Tuesday, 17 July 2018

Mirror mirror on the wall...


17th July 2018
Strength doesn’t come from what you can do, it comes from overcoming the things you thought you couldn’t.



I often get lost inside my own thoughts, I like it there because I never think about negative stuff, I’m always looking for positives, solutions, good stuff, it’s one of the reasons I find mom so challenging at times because she can be so negative but anyway.  Yesterday this little beauty of a thought popped into my head;

If food was just like water and it all tasted the same and eating was like breathing, something we did automatically without thought and having no effect on our weight or wellbeing, what would you do with all those hours you spend thinking/worrying about what to eat and your weight problem?

I don’t have the answer by the way, I don’t like even the very thought of this possibility if I’m honest, I like thinking about food, eating it is one of my great pleasures, planning, shopping, cooking, eating, I just, love, love, love it and I know that comes with the constant challenge of controlling my weight (see I can’t call it a weight problem because I don’t see it as a problem, it’s just something I’m happy to do because the payoff of enjoying amazing food is worth it), and I’m okay with that.

I stood in Sainbury’s changing room yesterday trying on clothes and it has the surround sound mirrors, the ones I used to hate and be terrified to look in, not anymore, I love me these days, all of me, even the Buddha belly and the back fat those mirrors so kindly pointed out to me.  There was a time I would’ve left those changing rooms upset and miserable and promising myself I was going to do something about my weight.  Yesterday I left smiling, not thinking about any of that, just thinking, these trousers will be great for my days off and it’s my own fault I’m having to exchange because I can never find my receipts.

Yep, I have good eating days and bad, my body is my body and I take care of it as best as I’m able to on any given day depending on the circumstances of my life at that time, whilst all that’s going on, I’m not my own best friend, I refuse to beat myself up or give myself a hard time, I will always support myself as best as I can and smile at my reflection in the mirror.  Why, because I’ve worked hard on being in love with that person I see in the mirror, she’s been through so much and is still standing and I’m more BeYOUtiful that that mirror will ever be able to reflect and so are you! 

There’s enough to battle against out there, don’t add yourself to the list!

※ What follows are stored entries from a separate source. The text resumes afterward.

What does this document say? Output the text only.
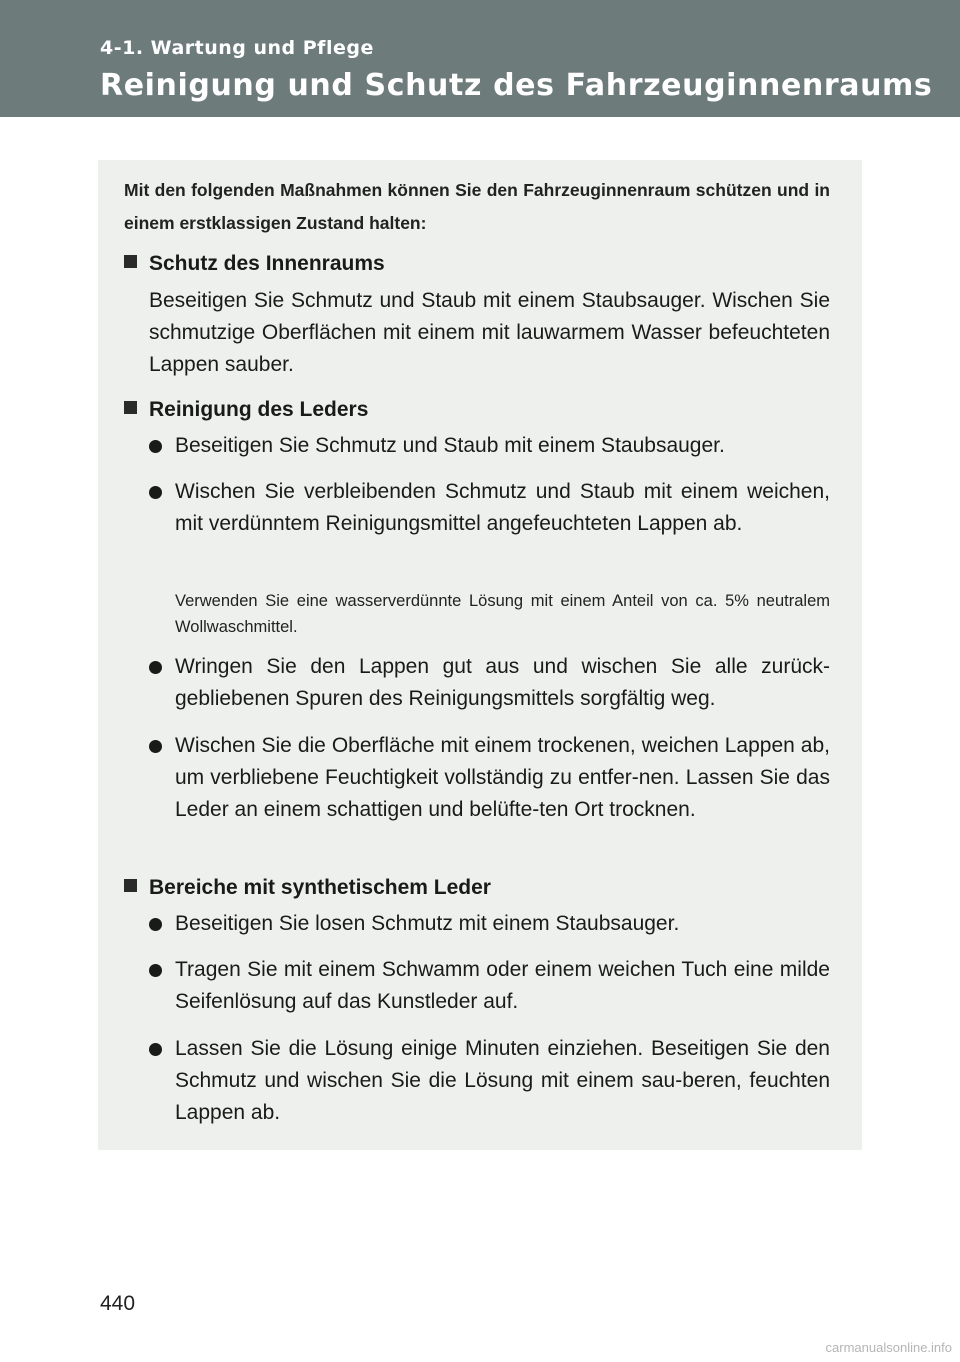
4-1. Wartung und Pflege
Reinigung und Schutz des Fahrzeuginnenraums
Mit den folgenden Maßnahmen können Sie den Fahrzeuginnenraum schützen und in einem erstklassigen Zustand halten:
Schutz des Innenraums
Beseitigen Sie Schmutz und Staub mit einem Staubsauger. Wischen Sie schmutzige Oberflächen mit einem mit lauwarmem Wasser befeuchteten Lappen sauber.
Reinigung des Leders
Beseitigen Sie Schmutz und Staub mit einem Staubsauger.
Wischen Sie verbleibenden Schmutz und Staub mit einem weichen, mit verdünntem Reinigungsmittel angefeuchteten Lappen ab.
Verwenden Sie eine wasserverdünnte Lösung mit einem Anteil von ca. 5% neutralem Wollwaschmittel.
Wringen Sie den Lappen gut aus und wischen Sie alle zurück-gebliebenen Spuren des Reinigungsmittels sorgfältig weg.
Wischen Sie die Oberfläche mit einem trockenen, weichen Lappen ab, um verbliebene Feuchtigkeit vollständig zu entfer-nen. Lassen Sie das Leder an einem schattigen und belüfte-ten Ort trocknen.
Bereiche mit synthetischem Leder
Beseitigen Sie losen Schmutz mit einem Staubsauger.
Tragen Sie mit einem Schwamm oder einem weichen Tuch eine milde Seifenlösung auf das Kunstleder auf.
Lassen Sie die Lösung einige Minuten einziehen. Beseitigen Sie den Schmutz und wischen Sie die Lösung mit einem sau-beren, feuchten Lappen ab.
440
carmanualsonline.info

Today I will step on those scales, it won’t be a loss I’m sure, that’s okay it’s been a tough week and I went and did an online shop for delivery on Sunday morning, that wasn’t a very good idea because I can add stuff up to about half nine on the Saturday night which is what I did – oops, I now have a couple of high pointed things still left in my fridge because I got tempted throughout the day and distracted myself from moms mood by thinking about food – oops!  I have to laugh because even Ocado tried to warn me against one purchase, how clever is this; 



When I went to check out it asked me if I was sure I wanted the meal that was so high in calories and offered me an alternative, I remember thinking, wow that’s impressive, I love how they’ve told me how much extra exercise I’ll have to do to work it off, but I’m still having that one!  I know have a Charlie Bigham chicken tikka masala in the fridge that’s gonna cost me 24SP for a portion, the Jalfrezi was 14SP a portion, meh, it’s not like I’m going to have one every week, they’re too damn expensive and I only had this one because it was part of a meal deal, I ate the dessert from it yesterday, 17SP for a small dish of delicious, again I rarely have dessert so I ate it very, very slowly with a teaspoon, lush.

I’m going to leave you with that thought I had, here it is again because it is worth thinking about,

If food was just like water and it all tasted the same and eating was like breathing, something we did automatically without thought and having no effect on our weight or wellbeing, what would you do with all those hours you spend thinking/worrying about what to eat and your weight problem?

What do you spend your hours doing?  Are you time poor, are you wasting hours on things that don’t matter?  Only you know that BeYOUtiful, me I’m off to make another cuppa and some breakfast, thinking eggs, not had eggs for a few days.  Here’s to a very great day regardless of those around you and remember when you catch a glimpse of yourself in a mirror, reflections are often distorted by socially constructed ideas of ‘beauty’, trust me you are BeYOUtiful regardless of your weight!